Politics

Detroit Problems Are 'Closer to Home Than You May Realize,' Battle Creek Paper Says

January 17, 2016, 9:01 PM

This cross-state unity is worth appreciating: "Detroit Public Schools fight our fight, too," says the headline on a Battle Creek Enquirer editroial Sunday.

"Detroiters’ agonies are far from self-inflicted," the paper comments, "and it is . . . willful self-deception to interpret the events there as irrelevant to our lives in Calhoun County. . . . Consider the long-term prognosis for Battle Creek Public Schools."

The takeaway from opinion editor Michael McCullough, who's also executive editor of the 15,000-circulation daily, is:

Detroit may be hundreds of miles away from where you sit, but it’s closer to home than you may realize.

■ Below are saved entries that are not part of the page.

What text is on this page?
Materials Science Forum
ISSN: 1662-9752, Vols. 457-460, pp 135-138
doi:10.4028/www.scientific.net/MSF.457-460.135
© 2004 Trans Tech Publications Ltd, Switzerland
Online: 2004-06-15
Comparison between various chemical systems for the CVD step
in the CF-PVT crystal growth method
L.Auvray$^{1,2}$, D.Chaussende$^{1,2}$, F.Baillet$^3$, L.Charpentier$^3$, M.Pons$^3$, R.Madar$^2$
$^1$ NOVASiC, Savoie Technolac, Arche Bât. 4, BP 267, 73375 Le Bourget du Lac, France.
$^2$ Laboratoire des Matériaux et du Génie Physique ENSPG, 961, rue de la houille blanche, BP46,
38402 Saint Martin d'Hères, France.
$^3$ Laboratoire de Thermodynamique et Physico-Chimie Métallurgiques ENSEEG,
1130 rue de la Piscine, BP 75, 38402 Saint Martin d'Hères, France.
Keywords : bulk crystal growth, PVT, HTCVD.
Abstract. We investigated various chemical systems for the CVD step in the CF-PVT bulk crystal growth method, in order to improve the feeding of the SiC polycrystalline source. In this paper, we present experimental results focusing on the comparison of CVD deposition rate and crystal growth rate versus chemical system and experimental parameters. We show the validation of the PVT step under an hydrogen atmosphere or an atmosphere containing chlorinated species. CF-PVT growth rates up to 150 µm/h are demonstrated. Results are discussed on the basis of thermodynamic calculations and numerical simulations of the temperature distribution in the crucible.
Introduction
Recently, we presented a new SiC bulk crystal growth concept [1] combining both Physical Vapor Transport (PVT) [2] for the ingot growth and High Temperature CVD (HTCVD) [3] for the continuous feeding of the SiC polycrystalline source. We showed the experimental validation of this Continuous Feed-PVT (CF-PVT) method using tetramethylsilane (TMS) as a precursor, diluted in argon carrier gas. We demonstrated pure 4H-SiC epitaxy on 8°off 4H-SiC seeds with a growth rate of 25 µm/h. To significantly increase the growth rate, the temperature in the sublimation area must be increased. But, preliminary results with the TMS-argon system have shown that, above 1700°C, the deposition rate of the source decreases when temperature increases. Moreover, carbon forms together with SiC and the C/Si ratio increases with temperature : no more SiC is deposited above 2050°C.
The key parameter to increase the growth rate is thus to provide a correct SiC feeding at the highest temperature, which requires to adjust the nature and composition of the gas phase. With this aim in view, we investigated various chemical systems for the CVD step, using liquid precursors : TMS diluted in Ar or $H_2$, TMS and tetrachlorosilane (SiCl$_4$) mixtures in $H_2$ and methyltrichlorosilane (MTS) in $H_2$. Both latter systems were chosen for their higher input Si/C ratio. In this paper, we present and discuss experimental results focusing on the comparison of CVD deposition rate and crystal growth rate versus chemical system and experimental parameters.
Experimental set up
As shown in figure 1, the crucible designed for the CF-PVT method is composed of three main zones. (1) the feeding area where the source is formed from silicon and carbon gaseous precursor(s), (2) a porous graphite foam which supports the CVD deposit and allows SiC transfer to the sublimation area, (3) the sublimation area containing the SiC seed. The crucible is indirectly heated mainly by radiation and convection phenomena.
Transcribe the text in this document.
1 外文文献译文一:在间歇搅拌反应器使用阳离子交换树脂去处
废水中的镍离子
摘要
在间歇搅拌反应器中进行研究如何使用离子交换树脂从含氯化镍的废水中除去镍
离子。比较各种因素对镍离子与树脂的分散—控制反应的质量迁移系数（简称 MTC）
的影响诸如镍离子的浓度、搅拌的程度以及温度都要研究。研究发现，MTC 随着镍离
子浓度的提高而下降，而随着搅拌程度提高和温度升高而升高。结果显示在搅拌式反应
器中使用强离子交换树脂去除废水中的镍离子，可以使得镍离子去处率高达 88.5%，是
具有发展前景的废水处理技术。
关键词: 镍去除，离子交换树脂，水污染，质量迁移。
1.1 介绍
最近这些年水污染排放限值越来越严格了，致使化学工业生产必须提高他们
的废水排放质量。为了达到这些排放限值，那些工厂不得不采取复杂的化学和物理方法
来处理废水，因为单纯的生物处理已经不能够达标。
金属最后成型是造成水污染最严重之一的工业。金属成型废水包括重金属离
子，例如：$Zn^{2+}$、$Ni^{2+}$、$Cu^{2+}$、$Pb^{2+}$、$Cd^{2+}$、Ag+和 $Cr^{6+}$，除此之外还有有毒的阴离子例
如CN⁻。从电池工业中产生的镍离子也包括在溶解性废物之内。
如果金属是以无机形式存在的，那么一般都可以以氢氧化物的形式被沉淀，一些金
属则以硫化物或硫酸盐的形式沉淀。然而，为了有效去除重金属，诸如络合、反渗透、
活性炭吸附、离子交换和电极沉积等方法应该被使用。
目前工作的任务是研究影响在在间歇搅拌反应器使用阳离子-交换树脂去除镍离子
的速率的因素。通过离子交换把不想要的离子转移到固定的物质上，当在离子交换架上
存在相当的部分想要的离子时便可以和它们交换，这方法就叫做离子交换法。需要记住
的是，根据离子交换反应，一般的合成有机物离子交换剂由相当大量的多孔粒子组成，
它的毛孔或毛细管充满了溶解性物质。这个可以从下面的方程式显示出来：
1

The 13-paragraph editorial urges readers not to see "the Detroit Public Schools crisis — and every other problem in Michigan’s largest city — as a drama of its own making, a product of local corruption, incompetence and malfeasance."

It’s no coincidence that the majority of the children who attend these so-called failing schools [in Detroit, Albion and Battle Creek] have brown skin and come from low-income families. White flight, and the policies and systemic prejudices that enable it (think schools of choice), have decimated these legacy districts. And still it continues.

The diversion of public treasure to the creation of charter schools is not, as its advocates argue, inspired by a desire to give the victims of struggling schools an escape route to better educational opportunities.

It is, rather, one component of a broad and deliberate effort to dismantle public education and the labor unions that fight on behalf of educators who dedicate their lives and careers to teaching the next generation.

Those reminders of common challenges come at the start of a week when Michiganians will hear the governor talk in his State of the State address Tuesday night about the situation in Flint, and perhaps also in Detroit schools.  

-- Alan Stamm


Detroit teachers protest this month.